Survey of Infections Due to<i>Staphylococcus</i>Species: Frequency of Occurrence and Antimicrobial Susceptibility of Isolates Collected in the United States, Canada, Latin America, Europe, and the Western Pacific Region for the SENTRY Antimicrobial Surveillance Program, 1997–1999

Daniel J. Diekema(University of Iowa), Michael A. Pfaller(University of Iowa), Franz‐Josef Schmitz(Heinrich Heine University Düsseldorf), Jorgelina Smayevsky(Experimental Medicine and Biology Institute), Jan Bell(Women's and Children's Hospital), Ronald N. Jones(University of Iowa), Mondell L. Beach(University of Iowa), SENTRY Participants Group
Clinical Infectious Diseases
May 15, 2001
Cited by 1,361

Abstract

Between January 1997 and December 1999, bloodstream isolates from 15,439 patients infected with Staphylococcus aureus and 6350 patients infected with coagulase-negative Staphylococcus species (CoNS) were referred by SENTRY-participating hospitals in the United States, Canada, Latin America, Europe, and the Western Pacific region. S. aureus was found to be the most prevalent cause of bloodstream infection, skin and soft-tissue infection, and pneumonia in almost all geographic areas. A notable increase in methicillin (oxacillin) resistance among community-onset and hospital-acquired S. aureus strains was observed in the US centers. The prevalence of methicillin (oxacillin)-resistant S. aureus varied greatly by region, site of infection, and whether the infection was nosocomial or community onset.
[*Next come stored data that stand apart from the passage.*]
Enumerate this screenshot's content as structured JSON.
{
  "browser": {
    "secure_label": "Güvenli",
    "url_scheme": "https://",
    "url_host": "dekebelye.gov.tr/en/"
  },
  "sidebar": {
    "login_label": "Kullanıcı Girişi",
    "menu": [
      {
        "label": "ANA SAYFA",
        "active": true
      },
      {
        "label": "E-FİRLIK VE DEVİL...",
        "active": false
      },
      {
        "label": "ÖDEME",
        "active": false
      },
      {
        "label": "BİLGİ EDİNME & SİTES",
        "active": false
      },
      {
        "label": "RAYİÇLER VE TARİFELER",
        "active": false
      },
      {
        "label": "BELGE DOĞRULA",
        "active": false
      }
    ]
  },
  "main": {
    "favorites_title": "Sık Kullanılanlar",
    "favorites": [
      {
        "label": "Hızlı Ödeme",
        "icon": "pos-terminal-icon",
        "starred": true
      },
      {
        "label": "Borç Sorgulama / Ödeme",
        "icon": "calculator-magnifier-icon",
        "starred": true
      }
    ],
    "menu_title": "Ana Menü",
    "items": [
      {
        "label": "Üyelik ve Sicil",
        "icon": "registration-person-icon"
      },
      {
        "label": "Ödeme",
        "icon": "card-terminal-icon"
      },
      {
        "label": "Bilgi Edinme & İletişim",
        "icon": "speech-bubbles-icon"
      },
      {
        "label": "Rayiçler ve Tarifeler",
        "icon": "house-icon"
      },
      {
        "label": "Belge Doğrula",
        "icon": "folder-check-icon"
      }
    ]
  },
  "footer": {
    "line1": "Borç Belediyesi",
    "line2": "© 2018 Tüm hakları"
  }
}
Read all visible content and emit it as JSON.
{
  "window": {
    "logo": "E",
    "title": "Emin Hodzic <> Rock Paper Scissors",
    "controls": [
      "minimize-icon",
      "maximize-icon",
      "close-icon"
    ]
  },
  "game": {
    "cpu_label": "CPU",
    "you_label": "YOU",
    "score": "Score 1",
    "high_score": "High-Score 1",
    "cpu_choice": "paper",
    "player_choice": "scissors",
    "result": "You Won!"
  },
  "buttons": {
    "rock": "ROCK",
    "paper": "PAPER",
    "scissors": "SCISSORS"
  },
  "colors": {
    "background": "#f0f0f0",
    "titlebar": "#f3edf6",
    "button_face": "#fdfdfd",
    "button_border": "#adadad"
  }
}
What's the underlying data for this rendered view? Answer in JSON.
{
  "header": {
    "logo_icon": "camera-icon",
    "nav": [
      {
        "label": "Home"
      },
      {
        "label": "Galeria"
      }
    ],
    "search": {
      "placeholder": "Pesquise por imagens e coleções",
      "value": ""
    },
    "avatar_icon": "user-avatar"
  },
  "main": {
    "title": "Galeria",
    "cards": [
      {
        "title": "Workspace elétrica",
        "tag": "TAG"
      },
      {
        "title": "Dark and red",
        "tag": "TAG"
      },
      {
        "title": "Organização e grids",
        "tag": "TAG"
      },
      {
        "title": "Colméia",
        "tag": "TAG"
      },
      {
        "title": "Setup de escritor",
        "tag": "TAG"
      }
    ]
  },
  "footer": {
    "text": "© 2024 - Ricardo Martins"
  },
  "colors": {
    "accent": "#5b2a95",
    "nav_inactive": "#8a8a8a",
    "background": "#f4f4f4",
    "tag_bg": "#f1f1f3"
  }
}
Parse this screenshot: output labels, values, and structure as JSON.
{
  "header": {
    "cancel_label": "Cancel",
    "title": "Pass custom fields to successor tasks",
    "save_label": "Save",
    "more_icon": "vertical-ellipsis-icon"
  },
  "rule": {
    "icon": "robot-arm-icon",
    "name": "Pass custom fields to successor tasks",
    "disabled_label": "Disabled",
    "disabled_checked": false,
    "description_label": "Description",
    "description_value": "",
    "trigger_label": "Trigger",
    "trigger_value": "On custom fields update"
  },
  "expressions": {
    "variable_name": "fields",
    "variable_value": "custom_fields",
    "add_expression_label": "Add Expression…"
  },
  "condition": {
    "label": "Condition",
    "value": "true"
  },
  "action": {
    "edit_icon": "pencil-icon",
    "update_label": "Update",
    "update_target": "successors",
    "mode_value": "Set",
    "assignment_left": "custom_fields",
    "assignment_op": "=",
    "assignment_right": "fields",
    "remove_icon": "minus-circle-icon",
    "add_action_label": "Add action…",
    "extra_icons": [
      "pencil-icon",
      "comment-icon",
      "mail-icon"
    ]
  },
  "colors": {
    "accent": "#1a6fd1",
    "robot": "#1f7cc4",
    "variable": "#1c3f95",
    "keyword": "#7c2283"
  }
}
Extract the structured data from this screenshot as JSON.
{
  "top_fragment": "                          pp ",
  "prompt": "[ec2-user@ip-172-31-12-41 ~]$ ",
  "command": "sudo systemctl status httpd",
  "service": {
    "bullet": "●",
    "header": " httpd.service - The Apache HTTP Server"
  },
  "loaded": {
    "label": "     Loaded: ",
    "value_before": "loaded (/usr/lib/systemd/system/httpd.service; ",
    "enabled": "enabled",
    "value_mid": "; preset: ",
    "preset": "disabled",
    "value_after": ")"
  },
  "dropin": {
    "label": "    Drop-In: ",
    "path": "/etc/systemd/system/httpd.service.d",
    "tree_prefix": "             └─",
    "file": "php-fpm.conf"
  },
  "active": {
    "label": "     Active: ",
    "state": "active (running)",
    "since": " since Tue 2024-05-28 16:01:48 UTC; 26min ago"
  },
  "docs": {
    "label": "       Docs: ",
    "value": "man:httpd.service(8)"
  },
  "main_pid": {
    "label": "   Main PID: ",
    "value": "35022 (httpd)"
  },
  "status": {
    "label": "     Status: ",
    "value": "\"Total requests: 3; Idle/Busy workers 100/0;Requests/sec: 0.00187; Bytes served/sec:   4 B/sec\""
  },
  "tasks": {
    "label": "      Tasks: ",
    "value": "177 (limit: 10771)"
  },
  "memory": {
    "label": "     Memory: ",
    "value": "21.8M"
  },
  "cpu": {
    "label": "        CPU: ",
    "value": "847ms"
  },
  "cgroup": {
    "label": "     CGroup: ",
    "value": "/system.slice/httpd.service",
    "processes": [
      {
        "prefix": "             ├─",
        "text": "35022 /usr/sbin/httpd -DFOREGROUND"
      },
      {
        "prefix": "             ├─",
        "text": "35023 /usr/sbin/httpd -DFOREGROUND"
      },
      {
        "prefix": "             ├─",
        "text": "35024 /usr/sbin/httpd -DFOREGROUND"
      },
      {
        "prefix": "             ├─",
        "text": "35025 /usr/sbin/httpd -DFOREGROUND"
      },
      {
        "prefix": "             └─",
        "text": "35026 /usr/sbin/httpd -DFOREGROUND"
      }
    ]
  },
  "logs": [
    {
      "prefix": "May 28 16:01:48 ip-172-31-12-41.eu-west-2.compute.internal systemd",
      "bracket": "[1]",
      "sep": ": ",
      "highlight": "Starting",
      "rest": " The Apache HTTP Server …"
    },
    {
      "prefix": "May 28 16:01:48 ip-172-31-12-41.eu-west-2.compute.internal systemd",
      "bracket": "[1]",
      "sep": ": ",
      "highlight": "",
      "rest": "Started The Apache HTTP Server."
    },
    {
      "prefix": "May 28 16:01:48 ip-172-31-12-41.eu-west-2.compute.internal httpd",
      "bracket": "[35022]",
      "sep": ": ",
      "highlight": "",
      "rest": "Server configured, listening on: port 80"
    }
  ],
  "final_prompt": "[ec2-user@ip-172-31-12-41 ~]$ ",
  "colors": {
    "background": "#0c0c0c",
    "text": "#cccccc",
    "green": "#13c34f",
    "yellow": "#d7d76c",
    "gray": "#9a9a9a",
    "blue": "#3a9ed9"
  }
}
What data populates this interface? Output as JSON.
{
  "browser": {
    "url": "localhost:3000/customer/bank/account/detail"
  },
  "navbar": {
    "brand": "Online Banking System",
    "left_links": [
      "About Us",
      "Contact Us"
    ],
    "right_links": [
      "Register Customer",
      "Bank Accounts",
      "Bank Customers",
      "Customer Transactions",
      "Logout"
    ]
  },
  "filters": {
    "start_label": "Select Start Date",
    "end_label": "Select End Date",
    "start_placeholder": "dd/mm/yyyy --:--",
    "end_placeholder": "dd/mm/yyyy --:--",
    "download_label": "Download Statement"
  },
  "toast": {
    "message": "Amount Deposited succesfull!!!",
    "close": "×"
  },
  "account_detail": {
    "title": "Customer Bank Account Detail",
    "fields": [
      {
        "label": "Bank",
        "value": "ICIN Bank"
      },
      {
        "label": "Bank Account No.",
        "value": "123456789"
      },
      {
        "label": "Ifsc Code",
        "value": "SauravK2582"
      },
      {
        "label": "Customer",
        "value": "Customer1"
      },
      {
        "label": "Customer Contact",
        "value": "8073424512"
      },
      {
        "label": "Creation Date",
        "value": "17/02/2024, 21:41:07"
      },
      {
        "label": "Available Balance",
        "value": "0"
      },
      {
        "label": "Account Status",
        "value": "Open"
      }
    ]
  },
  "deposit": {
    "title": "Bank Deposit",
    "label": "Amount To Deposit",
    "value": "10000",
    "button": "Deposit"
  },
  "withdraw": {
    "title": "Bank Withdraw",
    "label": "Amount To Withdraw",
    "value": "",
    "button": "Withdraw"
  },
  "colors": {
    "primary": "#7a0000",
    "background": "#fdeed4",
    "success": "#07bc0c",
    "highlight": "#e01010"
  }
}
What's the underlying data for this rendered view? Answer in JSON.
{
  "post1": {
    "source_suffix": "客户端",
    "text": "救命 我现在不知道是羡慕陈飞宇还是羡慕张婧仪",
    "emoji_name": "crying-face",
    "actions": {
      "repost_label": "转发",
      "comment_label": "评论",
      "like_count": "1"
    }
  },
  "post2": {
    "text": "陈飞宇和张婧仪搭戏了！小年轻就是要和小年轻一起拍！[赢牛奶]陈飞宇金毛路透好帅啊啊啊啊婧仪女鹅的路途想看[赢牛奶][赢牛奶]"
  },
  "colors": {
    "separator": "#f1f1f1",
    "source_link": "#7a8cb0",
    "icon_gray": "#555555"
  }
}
Rates of methicillin resistance were extremely high among S. aureus isolates from centers in Hong Kong and Japan. Uniformly high levels of methicillin resistance were observed among CoNS isolates. Given the increasing multidrug resistance among staphylococci and the possible emergence of vancomycin-resistant strains, global strategies are needed to control emergence and spread of multiply resistant staphylococci.